A mother's love. Only a mother would/could do this.

I am sorry about your sweet boys. They should be there with you.

Anonymous said...

I actually had written something once about this feeling I have when I look at my daughter; it's that I never want her to feel any pain. of course, I know that this idea is unrealistic, but I look at her and think sometimes that I hope she never had to hurt physically or emotionally and how I wish that I could just take it all instead of her. I'll do as much as I can, and you did everything you could have done. this is one of our jobs as parents; to make the lives of our babies as easy as possible. sometimes it makes our lives more difficult. I hope that your pain diminishes with time...

Anonymous said...

"The pain I feel now, I feel it so he didn't have to." -- If this is not the absolute heights of lovingly parenting, I don't know what is. I'm so sorry you had to lose your boys...had to make those agonizing decisions.

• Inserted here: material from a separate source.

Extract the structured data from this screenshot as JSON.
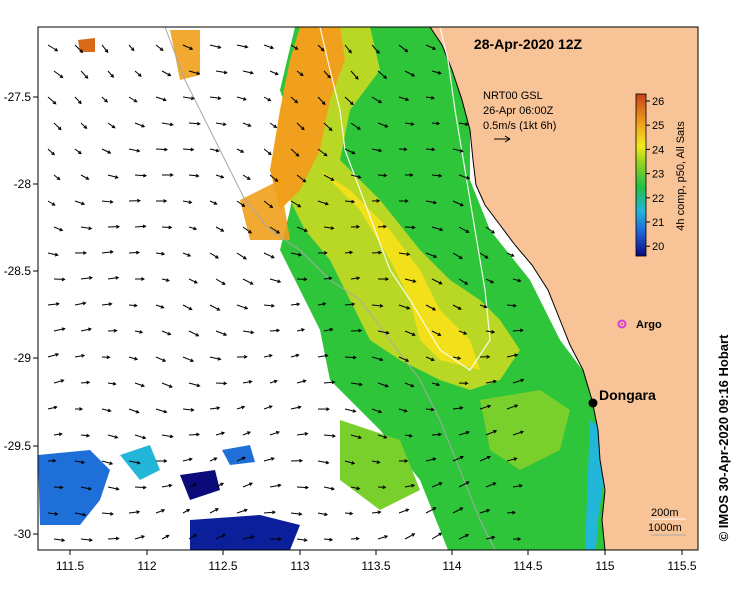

You and your husband fighting like warriors to give your remaining son a fighting chance. It is all so devastating, isn't it?
I remember when I was told they had to remove the stitch, and allow labor to progress at 23w2days. this killed me. what if i had stayed home? couldn't they have knocked me out for the next few days to give her more time? couldn' they have given me antiobiotics. why? why did she have to die? All we needed were just a few weeks, even a few more days.
These questions and thoughts are agonizing. But they really do make us parents. I'm sorry you feel this way, but you are not alone. Not by any stretch of the imagination.
HUGS

Anonymous said...

Hi, I have been going back over your blog. I don't remember reading this before. i would have remembered this. What a special, special mother you are. My mother always said, "I would cut off my right arm for you," (don't know why she would need to...), but you literally cut out your heart for your son. You are amazing. I am so so sorry for your pain and loss.